Mendengar itu Elsa menatapnya tidak terima, "Apa-apaan lo ngomong?! Enak aja!" Elsa kembali menghempaskan badannya ke kasur, dan tidak lama ia kembali bangun. Itu membuat Mora cukup kaget, bukan lebay, tapi memang benar terkejut.

"Rabu sama Minggu kan libur, lo mau ga gue ajak jalan-jalan keluar asrama?" tawar Elsa. Tawaran itu Elsa lontarkan seakan-akan dia penguasa disini yang bisa keluar masuk seenaknya.

"Emang boleh?" tanyanya pada Elsa.

"Boleh dong, jadi nih ya, libur yang Rabu itu disini diwajibin buat kita-kita ngelengkapin tugas mingguan dan harian. Ngerjainnya tapi santai gitu, loh. Terserah kita mau ngerjain dimana, dan gedung sekolah di kunci. Cuma gedung-gedung asrama aja yang dibuka, dan sisa yang lainnya kecuali gedung sekolah. Pokoknya di hari itu lo bebas ngapain aja asal tugas mingguan dan harian lo selesai. Oh, satu lagi, di hari Rabu kita dilarang buat keluar. Kenapa? Karena emang bukan jadwalnya."

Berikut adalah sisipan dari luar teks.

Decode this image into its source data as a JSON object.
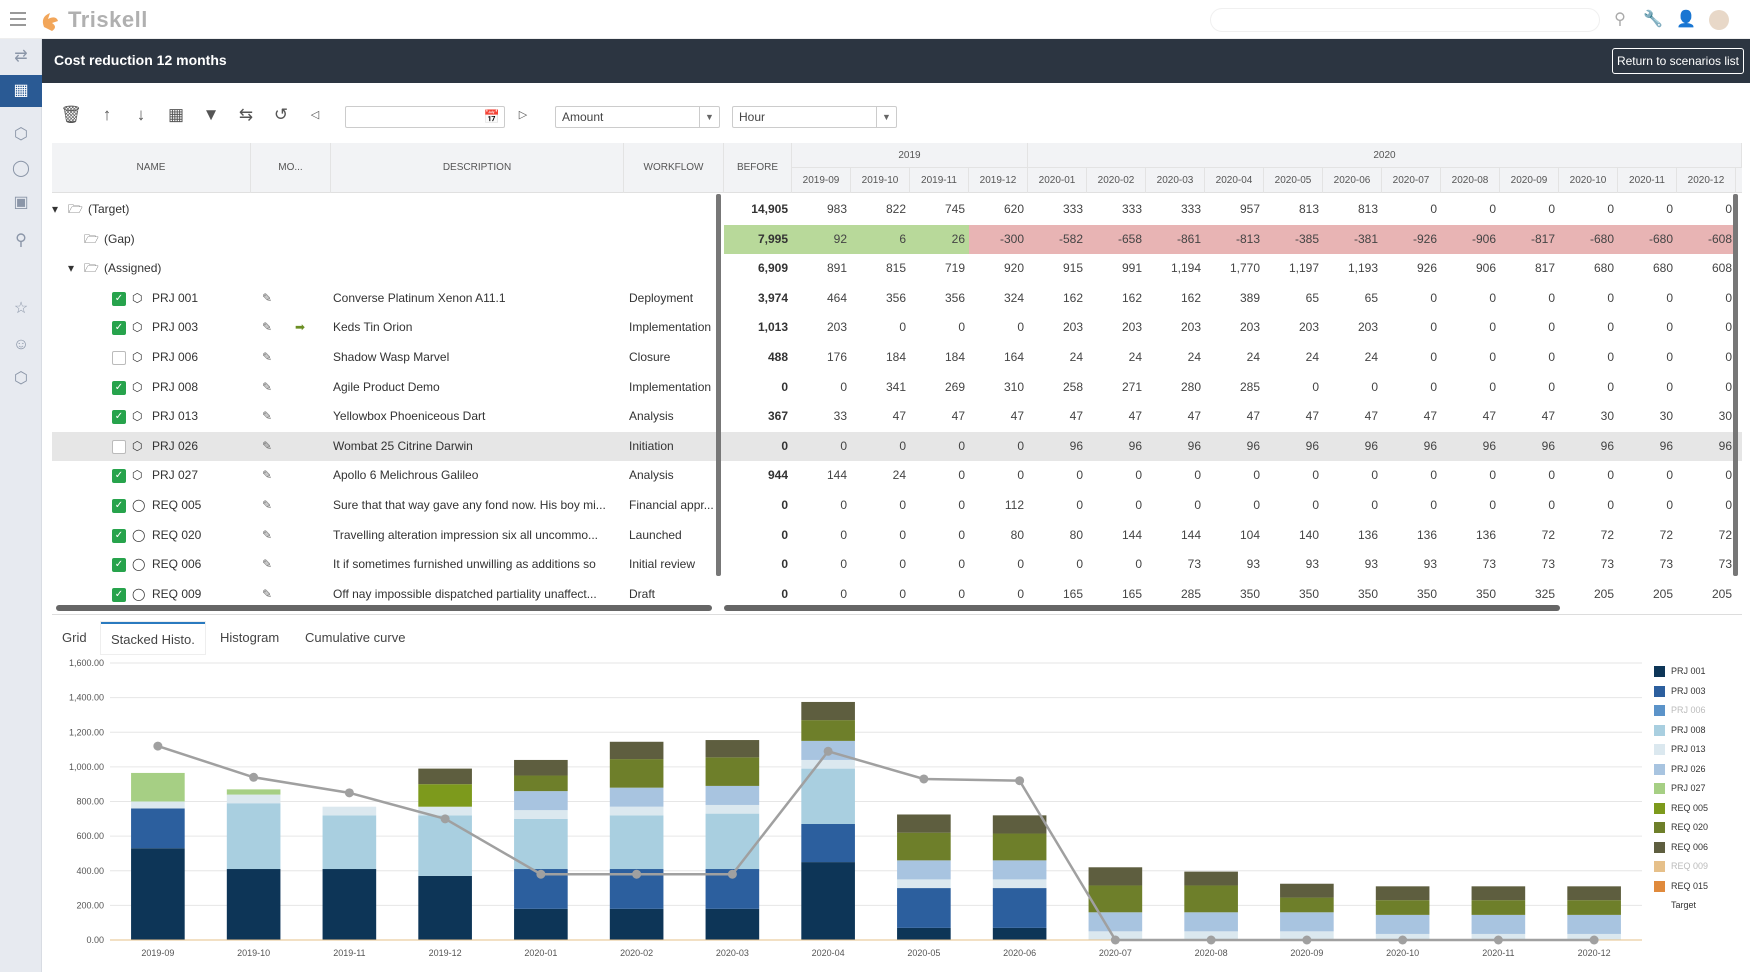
{
  "app": {
    "name": "Triskell"
  },
  "header": {
    "title": "Cost reduction 12 months",
    "return_label": "Return to scenarios list"
  },
  "toolbar": {
    "date_value": "",
    "measure_select": "Amount",
    "unit_select": "Hour",
    "icons": [
      "trash-icon",
      "arrow-up-icon",
      "arrow-down-icon",
      "table-icon",
      "filter-icon",
      "swap-icon",
      "undo-icon",
      "prev-icon",
      "calendar-icon",
      "next-icon"
    ]
  },
  "grid": {
    "headers": {
      "name": "NAME",
      "mo": "MO...",
      "description": "DESCRIPTION",
      "workflow": "WORKFLOW",
      "before": "BEFORE"
    },
    "years": [
      "2019",
      "2020"
    ],
    "months": [
      "2019-09",
      "2019-10",
      "2019-11",
      "2019-12",
      "2020-01",
      "2020-02",
      "2020-03",
      "2020-04",
      "2020-05",
      "2020-06",
      "2020-07",
      "2020-08",
      "2020-09",
      "2020-10",
      "2020-11",
      "2020-12"
    ],
    "rows": [
      {
        "type": "target",
        "label": "(Target)",
        "before": "14,905",
        "values": [
          "983",
          "822",
          "745",
          "620",
          "333",
          "333",
          "333",
          "957",
          "813",
          "813",
          "0",
          "0",
          "0",
          "0",
          "0",
          "0"
        ]
      },
      {
        "type": "gap",
        "label": "(Gap)",
        "before": "7,995",
        "values": [
          "92",
          "6",
          "26",
          "-300",
          "-582",
          "-658",
          "-861",
          "-813",
          "-385",
          "-381",
          "-926",
          "-906",
          "-817",
          "-680",
          "-680",
          "-608"
        ]
      },
      {
        "type": "assigned",
        "label": "(Assigned)",
        "before": "6,909",
        "values": [
          "891",
          "815",
          "719",
          "920",
          "915",
          "991",
          "1,194",
          "1,770",
          "1,197",
          "1,193",
          "926",
          "906",
          "817",
          "680",
          "680",
          "608"
        ]
      },
      {
        "type": "item",
        "kind": "project",
        "checked": true,
        "label": "PRJ 001",
        "mo": "",
        "description": "Converse Platinum Xenon A11.1",
        "workflow": "Deployment",
        "before": "3,974",
        "values": [
          "464",
          "356",
          "356",
          "324",
          "162",
          "162",
          "162",
          "389",
          "65",
          "65",
          "0",
          "0",
          "0",
          "0",
          "0",
          "0"
        ]
      },
      {
        "type": "item",
        "kind": "project",
        "checked": true,
        "label": "PRJ 003",
        "mo": "arrow",
        "description": "Keds Tin Orion",
        "workflow": "Implementation",
        "before": "1,013",
        "values": [
          "203",
          "0",
          "0",
          "0",
          "203",
          "203",
          "203",
          "203",
          "203",
          "203",
          "0",
          "0",
          "0",
          "0",
          "0",
          "0"
        ]
      },
      {
        "type": "item",
        "kind": "project",
        "checked": false,
        "label": "PRJ 006",
        "mo": "",
        "description": "Shadow Wasp Marvel",
        "workflow": "Closure",
        "before": "488",
        "values": [
          "176",
          "184",
          "184",
          "164",
          "24",
          "24",
          "24",
          "24",
          "24",
          "24",
          "0",
          "0",
          "0",
          "0",
          "0",
          "0"
        ]
      },
      {
        "type": "item",
        "kind": "project",
        "checked": true,
        "label": "PRJ 008",
        "mo": "",
        "description": "Agile Product Demo",
        "workflow": "Implementation",
        "before": "0",
        "values": [
          "0",
          "341",
          "269",
          "310",
          "258",
          "271",
          "280",
          "285",
          "0",
          "0",
          "0",
          "0",
          "0",
          "0",
          "0",
          "0"
        ]
      },
      {
        "type": "item",
        "kind": "project",
        "checked": true,
        "label": "PRJ 013",
        "mo": "",
        "description": "Yellowbox Phoeniceous Dart",
        "workflow": "Analysis",
        "before": "367",
        "values": [
          "33",
          "47",
          "47",
          "47",
          "47",
          "47",
          "47",
          "47",
          "47",
          "47",
          "47",
          "47",
          "47",
          "30",
          "30",
          "30"
        ]
      },
      {
        "type": "item",
        "kind": "project",
        "checked": false,
        "selected": true,
        "label": "PRJ 026",
        "mo": "",
        "description": "Wombat 25 Citrine Darwin",
        "workflow": "Initiation",
        "before": "0",
        "values": [
          "0",
          "0",
          "0",
          "0",
          "96",
          "96",
          "96",
          "96",
          "96",
          "96",
          "96",
          "96",
          "96",
          "96",
          "96",
          "96"
        ]
      },
      {
        "type": "item",
        "kind": "project",
        "checked": true,
        "label": "PRJ 027",
        "mo": "",
        "description": "Apollo 6 Melichrous Galileo",
        "workflow": "Analysis",
        "before": "944",
        "values": [
          "144",
          "24",
          "0",
          "0",
          "0",
          "0",
          "0",
          "0",
          "0",
          "0",
          "0",
          "0",
          "0",
          "0",
          "0",
          "0"
        ]
      },
      {
        "type": "item",
        "kind": "request",
        "checked": true,
        "label": "REQ 005",
        "mo": "",
        "description": "Sure that that way gave any fond now. His boy mi...",
        "workflow": "Financial appr...",
        "before": "0",
        "values": [
          "0",
          "0",
          "0",
          "112",
          "0",
          "0",
          "0",
          "0",
          "0",
          "0",
          "0",
          "0",
          "0",
          "0",
          "0",
          "0"
        ]
      },
      {
        "type": "item",
        "kind": "request",
        "checked": true,
        "label": "REQ 020",
        "mo": "",
        "description": "Travelling alteration impression six all uncommo...",
        "workflow": "Launched",
        "before": "0",
        "values": [
          "0",
          "0",
          "0",
          "80",
          "80",
          "144",
          "144",
          "104",
          "140",
          "136",
          "136",
          "136",
          "72",
          "72",
          "72",
          "72"
        ]
      },
      {
        "type": "item",
        "kind": "request",
        "checked": true,
        "label": "REQ 006",
        "mo": "",
        "description": "It if sometimes furnished unwilling as additions so",
        "workflow": "Initial review",
        "before": "0",
        "values": [
          "0",
          "0",
          "0",
          "0",
          "0",
          "0",
          "73",
          "93",
          "93",
          "93",
          "93",
          "73",
          "73",
          "73",
          "73",
          "73"
        ]
      },
      {
        "type": "item",
        "kind": "request",
        "checked": true,
        "label": "REQ 009",
        "mo": "",
        "description": "Off nay impossible dispatched partiality unaffect...",
        "workflow": "Draft",
        "before": "0",
        "values": [
          "0",
          "0",
          "0",
          "0",
          "165",
          "165",
          "285",
          "350",
          "350",
          "350",
          "350",
          "350",
          "325",
          "205",
          "205",
          "205"
        ]
      }
    ]
  },
  "tabs": [
    {
      "label": "Grid",
      "active": false
    },
    {
      "label": "Stacked Histo.",
      "active": true
    },
    {
      "label": "Histogram",
      "active": false
    },
    {
      "label": "Cumulative curve",
      "active": false
    }
  ],
  "chart_data": {
    "type": "bar",
    "stacked": true,
    "categories": [
      "2019-09",
      "2019-10",
      "2019-11",
      "2019-12",
      "2020-01",
      "2020-02",
      "2020-03",
      "2020-04",
      "2020-05",
      "2020-06",
      "2020-07",
      "2020-08",
      "2020-09",
      "2020-10",
      "2020-11",
      "2020-12"
    ],
    "ylim": [
      0,
      1600
    ],
    "yticks": [
      "0.00",
      "200.00",
      "400.00",
      "600.00",
      "800.00",
      "1,000.00",
      "1,200.00",
      "1,400.00",
      "1,600.00"
    ],
    "grid": true,
    "legend_position": "right",
    "series": [
      {
        "name": "PRJ 001",
        "color": "#0d3557",
        "values": [
          530,
          410,
          410,
          370,
          180,
          180,
          180,
          450,
          70,
          70,
          0,
          0,
          0,
          0,
          0,
          0
        ]
      },
      {
        "name": "PRJ 003",
        "color": "#2c5f9e",
        "values": [
          230,
          0,
          0,
          0,
          230,
          230,
          230,
          220,
          230,
          230,
          0,
          0,
          0,
          0,
          0,
          0
        ]
      },
      {
        "name": "PRJ 006",
        "color": "#5b93c9",
        "values": [
          0,
          0,
          0,
          0,
          0,
          0,
          0,
          0,
          0,
          0,
          0,
          0,
          0,
          0,
          0,
          0
        ]
      },
      {
        "name": "PRJ 008",
        "color": "#a9cfe0",
        "values": [
          0,
          380,
          310,
          350,
          290,
          310,
          320,
          320,
          0,
          0,
          0,
          0,
          0,
          0,
          0,
          0
        ]
      },
      {
        "name": "PRJ 013",
        "color": "#dbe8ef",
        "values": [
          40,
          50,
          50,
          50,
          50,
          50,
          50,
          50,
          50,
          50,
          50,
          50,
          50,
          35,
          35,
          35
        ]
      },
      {
        "name": "PRJ 026",
        "color": "#a8c4e0",
        "values": [
          0,
          0,
          0,
          0,
          110,
          110,
          110,
          110,
          110,
          110,
          110,
          110,
          110,
          110,
          110,
          110
        ]
      },
      {
        "name": "PRJ 027",
        "color": "#a6cf84",
        "values": [
          165,
          30,
          0,
          0,
          0,
          0,
          0,
          0,
          0,
          0,
          0,
          0,
          0,
          0,
          0,
          0
        ]
      },
      {
        "name": "REQ 005",
        "color": "#7d9a1c",
        "values": [
          0,
          0,
          0,
          130,
          0,
          0,
          0,
          0,
          0,
          0,
          0,
          0,
          0,
          0,
          0,
          0
        ]
      },
      {
        "name": "REQ 020",
        "color": "#6e7f2a",
        "values": [
          0,
          0,
          0,
          0,
          90,
          165,
          165,
          120,
          160,
          155,
          155,
          155,
          85,
          85,
          85,
          85
        ]
      },
      {
        "name": "REQ 006",
        "color": "#5e5e3f",
        "values": [
          0,
          0,
          0,
          90,
          90,
          100,
          100,
          105,
          105,
          105,
          105,
          80,
          80,
          80,
          80,
          80
        ]
      },
      {
        "name": "REQ 009",
        "color": "#e6c08a",
        "values": [
          0,
          0,
          0,
          0,
          0,
          0,
          0,
          0,
          0,
          0,
          0,
          0,
          0,
          0,
          0,
          0
        ]
      },
      {
        "name": "REQ 015",
        "color": "#e08a3c",
        "values": [
          0,
          0,
          0,
          0,
          0,
          0,
          0,
          0,
          0,
          0,
          0,
          0,
          0,
          0,
          0,
          0
        ]
      }
    ],
    "line": {
      "name": "Target",
      "color": "#a0a0a0",
      "values": [
        1120,
        940,
        850,
        700,
        380,
        380,
        380,
        1090,
        930,
        920,
        0,
        0,
        0,
        0,
        0,
        0
      ]
    }
  }
}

Sepanjang itu Elsa menjelaskan kegiatan di hari Rabu. Mora hanya bisa melongo mendengarnya. Apa Elsa tidak haus setiap harus bicara panjang lebar? Elsa tuh, bener-bener bukti faktanya cewek. Modis, cerewet, rempong, ot alias overthinker, periang banget, suka warna pink. Barang-barang serba pink, loh.

"Terus kalau libur yang hari Minggu?" tanya Mora.

"Sunday best pokoknya. Karena, cuma di hari itu kita bisa keluar. Bebas, bas, bas, bas. Tanpa batas. Terserah kita mau ngapain dan kemana. Asaaallll, jam tujuh lebih lima belas kita udah ada disini lagi. Kalo ngaret, siap-siap aja deh lo jadi bahan gosip anak sini."

"Kenapa bisa jadi bahan gosip, Sa?"

Elsa mengembuskan napasnya kasar, "Kalau lo balik kesini lebih dari jam yang udah ditentuin di peraturan, bagian kedisiplinan bakal post profil lo di web sekolah karena udah ngelanggar, dan ya lo bayangin sendiri aja deh. Muka lo terpampang disana. Sedangkan web sekolah yang baca tuh bukan anak Zervard doang. Sekolah luar juga liat, lebih parahnya orang tua. Mereka juga bisa liat. Makanya lo jangan punya niatan buat ngelanggar aturan itu maupun aturan yang lainnya ya."